NVP-BEZ235 significantly reduced the phosphorylation levels of the mTOR activated kinase p70S6K (Fig. 3A). This kinase is activated by the TORC1 complex, which itself is relieved from a negative regulation by the TSC1/2 complex in a PI3K- and Akt-dependent manner (35). Cell line lacking functional TSC complexes (TSC1-null MEF) are characterized by a constitutively active mTORC1 complex (36). As expected, TSC1-null MEF exposed RAD001 showed a complete reduction of S235/S236P-RPS6 levels, even at the lowest concentration tested (1 nmol/L). Under similar experimental conditions, NVP-BEZ235 also led to a reduction of S235/S236P-RPS6 levels with an IC50 of 6.5 nmol/L (Fig. 3C), suggesting that NVP-BEZ235 can directly inhibit the mTOR kinase, as the kinase domain of mTOR is highly homologous to the one of class IA PI3K. The activity of NVP-BEZ235 against mTOR was confirmed using a biochemical mTOR K-LISA assay (IC50, 20.7 nmol/L; Supplementary Fig.
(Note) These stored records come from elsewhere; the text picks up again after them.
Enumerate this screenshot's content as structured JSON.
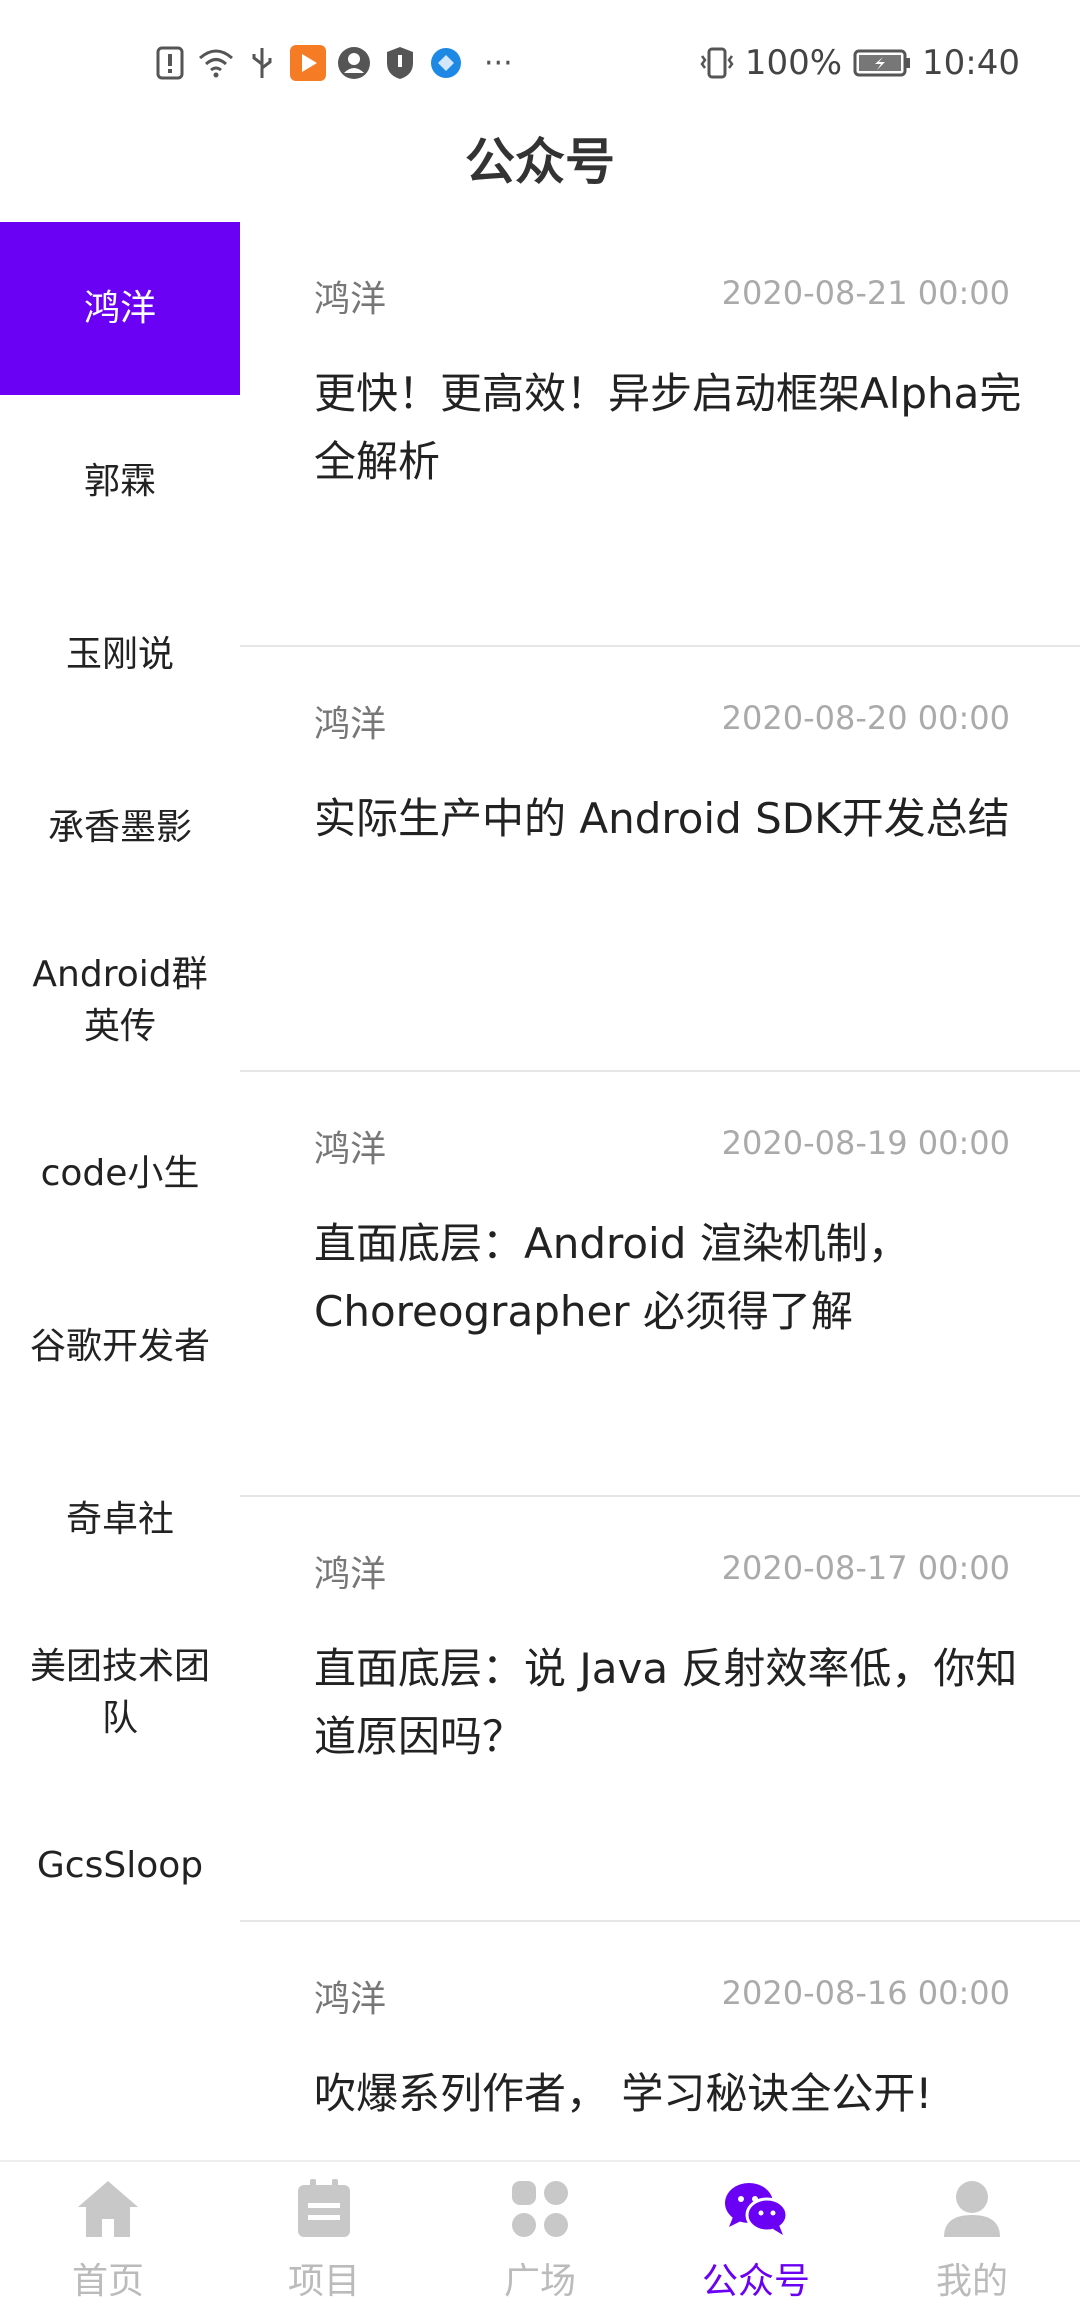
{
  "status_bar": {
    "battery_percent": "100%",
    "time": "10:40",
    "more": "···"
  },
  "page_title": "公众号",
  "sidebar": {
    "items": [
      {
        "label": "鸿洋",
        "active": true
      },
      {
        "label": "郭霖",
        "active": false
      },
      {
        "label": "玉刚说",
        "active": false
      },
      {
        "label": "承香墨影",
        "active": false
      },
      {
        "label": "Android群英传",
        "active": false
      },
      {
        "label": "code小生",
        "active": false
      },
      {
        "label": "谷歌开发者",
        "active": false
      },
      {
        "label": "奇卓社",
        "active": false
      },
      {
        "label": "美团技术团队",
        "active": false
      },
      {
        "label": "GcsSloop",
        "active": false
      },
      {
        "label": "",
        "active": false
      }
    ]
  },
  "articles": [
    {
      "author": "鸿洋",
      "date": "2020-08-21 00:00",
      "title": "更快！更高效！异步启动框架Alpha完全解析"
    },
    {
      "author": "鸿洋",
      "date": "2020-08-20 00:00",
      "title": "实际生产中的 Android SDK开发总结"
    },
    {
      "author": "鸿洋",
      "date": "2020-08-19 00:00",
      "title": "直面底层：Android 渲染机制，Choreographer 必须得了解"
    },
    {
      "author": "鸿洋",
      "date": "2020-08-17 00:00",
      "title": "直面底层：说 Java 反射效率低，你知道原因吗？"
    },
    {
      "author": "鸿洋",
      "date": "2020-08-16 00:00",
      "title": "吹爆系列作者， 学习秘诀全公开!"
    }
  ],
  "bottom_nav": {
    "items": [
      {
        "label": "首页",
        "icon": "home-icon",
        "active": false
      },
      {
        "label": "项目",
        "icon": "project-icon",
        "active": false
      },
      {
        "label": "广场",
        "icon": "square-icon",
        "active": false
      },
      {
        "label": "公众号",
        "icon": "wechat-icon",
        "active": true
      },
      {
        "label": "我的",
        "icon": "profile-icon",
        "active": false
      }
    ]
  },
  "colors": {
    "accent": "#6a00f4",
    "inactive_nav": "#bbbbbb"
  }
}
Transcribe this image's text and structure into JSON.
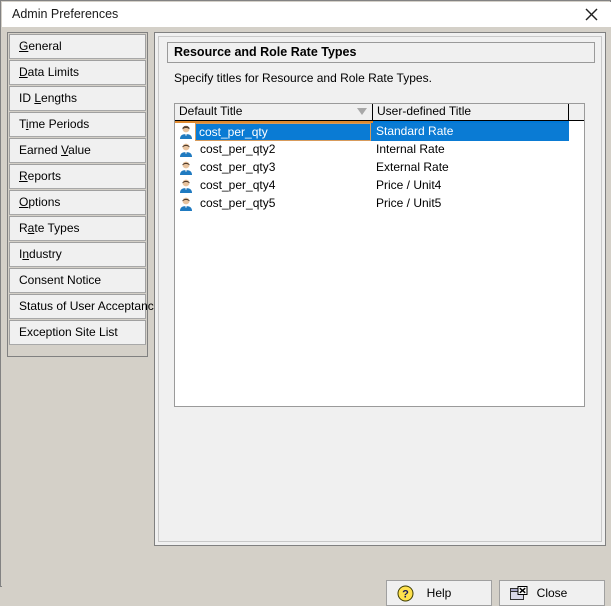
{
  "window": {
    "title": "Admin Preferences",
    "close_icon": "close-x-icon"
  },
  "sidebar": {
    "items": [
      {
        "label": "General",
        "pre": "",
        "mn": "G",
        "post": "eneral"
      },
      {
        "label": "Data Limits",
        "pre": "",
        "mn": "D",
        "post": "ata Limits"
      },
      {
        "label": "ID Lengths",
        "pre": "ID ",
        "mn": "L",
        "post": "engths"
      },
      {
        "label": "Time Periods",
        "pre": "T",
        "mn": "i",
        "post": "me Periods"
      },
      {
        "label": "Earned Value",
        "pre": "Earned ",
        "mn": "V",
        "post": "alue"
      },
      {
        "label": "Reports",
        "pre": "",
        "mn": "R",
        "post": "eports"
      },
      {
        "label": "Options",
        "pre": "",
        "mn": "O",
        "post": "ptions"
      },
      {
        "label": "Rate Types",
        "pre": "R",
        "mn": "a",
        "post": "te Types"
      },
      {
        "label": "Industry",
        "pre": "I",
        "mn": "n",
        "post": "dustry"
      },
      {
        "label": "Consent Notice",
        "pre": "Consent Notice",
        "mn": "",
        "post": ""
      },
      {
        "label": "Status of User Acceptance",
        "pre": "Status of User Acceptance",
        "mn": "",
        "post": ""
      },
      {
        "label": "Exception Site List",
        "pre": "Exception Site List",
        "mn": "",
        "post": ""
      }
    ]
  },
  "content": {
    "group_title": "Resource and Role Rate Types",
    "description": "Specify titles for Resource and Role Rate Types.",
    "table": {
      "columns": [
        "Default Title",
        "User-defined Title",
        ""
      ],
      "sort_indicator": "sort-descending-icon",
      "rows": [
        {
          "icon": "person-icon",
          "default_title": "cost_per_qty",
          "user_title": "Standard Rate",
          "selected": true
        },
        {
          "icon": "person-icon",
          "default_title": "cost_per_qty2",
          "user_title": "Internal Rate",
          "selected": false
        },
        {
          "icon": "person-icon",
          "default_title": "cost_per_qty3",
          "user_title": "External Rate",
          "selected": false
        },
        {
          "icon": "person-icon",
          "default_title": "cost_per_qty4",
          "user_title": "Price / Unit4",
          "selected": false
        },
        {
          "icon": "person-icon",
          "default_title": "cost_per_qty5",
          "user_title": "Price / Unit5",
          "selected": false
        }
      ]
    }
  },
  "footer": {
    "help_label": "Help",
    "help_icon": "question-mark-icon",
    "close_label": "Close",
    "close_icon": "window-close-icon"
  },
  "colors": {
    "selection_blue": "#0a7bd4",
    "edit_border_orange": "#d79b5c",
    "header_accent_orange": "#e08a2e",
    "header_accent_blue": "#0078d7",
    "dialog_face": "#d4d0c8",
    "panel_face": "#f0f0f0",
    "help_icon_yellow": "#ffe14d"
  }
}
S4A).6 To test whether NVP-BEZ235 inhibits both mTORC1 and mTORC2 complexes, immunokinase assays were done using 4E-BP1 (Phas) as a substrate. Maximum activity of TAP-tagged immunoprecipitated Raptor (mTORC1) or Rictor (mTORC2) kinase complexes was reached after an incubation period of 30 min (Supplementary Fig. S4B).6 The addition of NVP-BEZ235 to otherwise similar assay conditions caused a concentration-dependent decrease in mTORC1 and mTORC2 activities (Fig. 3D). Altogether, these data show that NVP-BEZ235 is also a mTORC1/2 catalytic inhibitor.